Sunday, March 24, 2019

A Question For a Sunday Morning

This famous line from Abraham Lincoln’s Second Inaugural Address...

We shall nobly save, or meanly lose, the last best hope of earth. Other means may succeed; this could not fail. The way is plain, peaceful, generous, just -- a way which, if followed, the world will forever applaud, and God must forever bless.

My question for you all is simple...are we, The United States of America, still...the last best hope of earth? 

Why or why not?

Show your work.




Saturday, March 23, 2019

Married Couple Stuff

File this post under...Stuff that married couples love to do.

So, with the arrival of Spring comes a series of home improvement projects that have been gestating all winter long, projects which all began with the phrase...as soon as it gets warmer...For us it has been a whirlwind. First, we finally replaced the old, leaky, mold infested refrigerator in the garage, along with our loud and super slow dishwasher—the same one which flooded our house a mere 18 months ago. Next, I just hired a painting contractor to power wash the house, paint the exterior trim, and stain the deck. Then, I contracted with The Mosquito Authority to rid my back yard of that annoying pestilence. Now that we have reclaimed our backyard, last night, Pam and I did something really fun...went out and bought new deck furniture. This morning, as soon as it gets warmer, I will assemble it and figure out the new layout out there. It will be like adding a brand new room to the house. Once completed, the two of us will insist on spending more time out there, despite it being only 58 and intermittently sunny with pesky wind gusts that make it feel like -15.

Ok, if you are reading this and you have been married for any reasonable length of time, you will have to admit that I’m right...this IS something that married couples love to do. We love this sort of thing...putzing around the house, replacing old worn out stuff with shiny new stuff. I mean, we can’t replace each other, so we replace everything else in a never ending home-revitalizing project. It’s part of the innate human desire to want to make all things new. When we were young and poor, it was spring cleaning, a less expensive, more labor intensive effort, but the same basic human itch got scratched...start fresh. Starting next weekend Pam and I will do the same thing with our marriage...we will escape Short Pump for a week at the beach, just the two of us. New scenery, no schedule, new restaurants and hopefully, warmer weather. In a way, it will be like our 100th honeymoon. We have done these little escapes for years now. Sometimes, it was only long weekends at cheaper destinations, other times it’s been more exotic locales. This one is much more familiar...my partner’s condo in Myrtle Beach, where we have stayed at least a dozen times before. We love it, it is therapeutic, even when the weather doesn’t cooperate.
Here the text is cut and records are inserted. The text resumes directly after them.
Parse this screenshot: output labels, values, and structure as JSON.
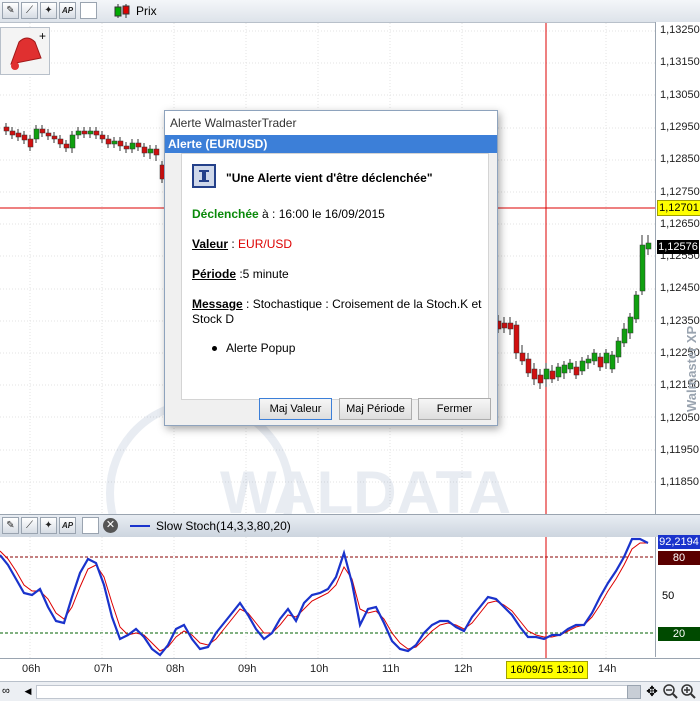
{
  "toolbar": {
    "prix_label": "Prix",
    "ap_label": "AP"
  },
  "price_axis": {
    "ticks": [
      "1,13250",
      "1,13150",
      "1,13050",
      "1,12950",
      "1,12850",
      "1,12750",
      "1,12650",
      "1,12550",
      "1,12450",
      "1,12350",
      "1,12250",
      "1,12150",
      "1,12050",
      "1,11950",
      "1,11850"
    ],
    "alert_level": "1,12701",
    "current_price": "1,12576",
    "alert_color": "#ffff00",
    "current_color": "#000000"
  },
  "dialog": {
    "window_title": "Alerte WalmasterTrader",
    "header": "Alerte (EUR/USD)",
    "headline": "\"Une Alerte vient d'être déclenchée\"",
    "trigger_label": "Déclenchée",
    "trigger_value": " à : 16:00 le 16/09/2015",
    "value_label": "Valeur",
    "value_sep": " : ",
    "value_value": "EUR/USD",
    "period_label": "Période",
    "period_value": " :5 minute",
    "message_label": "Message",
    "message_value": " : Stochastique : Croisement de la Stoch.K et Stock D",
    "bullet": "Alerte Popup",
    "buttons": {
      "update_value": "Maj Valeur",
      "update_period": "Maj Période",
      "close": "Fermer"
    }
  },
  "indicator": {
    "title": "Slow Stoch(14,3,3,80,20)",
    "current_value": "92,2194",
    "upper_level": "80",
    "mid_level": "50",
    "lower_level": "20"
  },
  "time_axis": {
    "labels": [
      "06h",
      "07h",
      "08h",
      "09h",
      "10h",
      "11h",
      "12h",
      "14h"
    ],
    "cursor_label": "16/09/15 13:10"
  },
  "watermark": {
    "brand_vertical": "Walmaster XP",
    "brand_bg": "WALDATA"
  }
}
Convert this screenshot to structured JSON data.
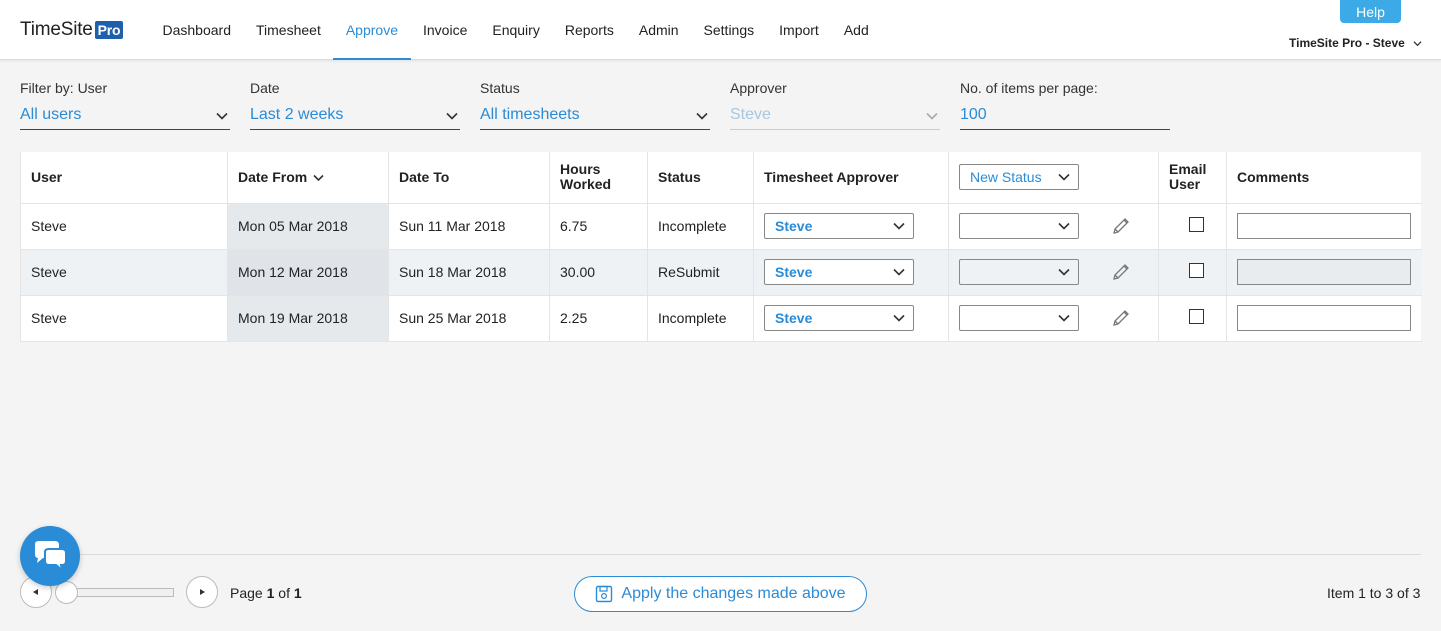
{
  "header": {
    "logo_text": "TimeSite",
    "logo_badge": "Pro",
    "nav": [
      "Dashboard",
      "Timesheet",
      "Approve",
      "Invoice",
      "Enquiry",
      "Reports",
      "Admin",
      "Settings",
      "Import",
      "Add"
    ],
    "active_nav": "Approve",
    "help_label": "Help",
    "user_label": "TimeSite Pro - Steve"
  },
  "filters": {
    "user": {
      "label": "Filter by: User",
      "value": "All users"
    },
    "date": {
      "label": "Date",
      "value": "Last 2 weeks"
    },
    "status": {
      "label": "Status",
      "value": "All timesheets"
    },
    "approver": {
      "label": "Approver",
      "value": "Steve"
    },
    "per_page": {
      "label": "No. of items per page:",
      "value": "100"
    }
  },
  "table": {
    "headers": {
      "user": "User",
      "date_from": "Date From",
      "date_to": "Date To",
      "hours_line1": "Hours",
      "hours_line2": "Worked",
      "status": "Status",
      "approver": "Timesheet Approver",
      "new_status": "New Status",
      "email_line1": "Email",
      "email_line2": "User",
      "comments": "Comments"
    },
    "rows": [
      {
        "user": "Steve",
        "date_from": "Mon 05 Mar 2018",
        "date_to": "Sun 11 Mar 2018",
        "hours": "6.75",
        "status": "Incomplete",
        "approver": "Steve"
      },
      {
        "user": "Steve",
        "date_from": "Mon 12 Mar 2018",
        "date_to": "Sun 18 Mar 2018",
        "hours": "30.00",
        "status": "ReSubmit",
        "approver": "Steve"
      },
      {
        "user": "Steve",
        "date_from": "Mon 19 Mar 2018",
        "date_to": "Sun 25 Mar 2018",
        "hours": "2.25",
        "status": "Incomplete",
        "approver": "Steve"
      }
    ]
  },
  "footer": {
    "page_prefix": "Page ",
    "page_current": "1",
    "page_of": " of ",
    "page_total": "1",
    "apply_label": "Apply the changes made above",
    "item_count": "Item 1 to 3 of 3"
  },
  "colors": {
    "accent": "#2a8bd6",
    "help": "#3daae8",
    "logo_badge": "#1f5fae"
  }
}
So, after breakfast, we will begin the rejuvenation of our deck. I will post pictures of the finished product.

Very exciting.


Thursday, March 21, 2019

Soup and a Goddess

Last night was very cool. Wednesday night, Pam goes to her Yoga class from 6 to 7:30. She’s been doing it for several years now and we have developed this routine where I prepare dinner on Wednesday night. Back when she started with the Yoga class, she would actually make the entire meal herself and leave me a note telling me when to put it in the oven. But, as time has passed, she has allowed me more responsibility for the meal itself. At this point, I probably should add the very salient point that as a Dunnevant man, I come from a long line of witless cooks. My father couldn’t boil water without a tutorial. My brother, Donnie, recently retired with time on his hands, has taken it up and scored some impressive dishes...if doctored photographs on Facebook can be believed...but this doesn’t change the fact that I can recall a time when Donnie couldn’t identify the working end of a spatula. So, my genetic pedigree in the kitchen is marred by generations of ineptitude.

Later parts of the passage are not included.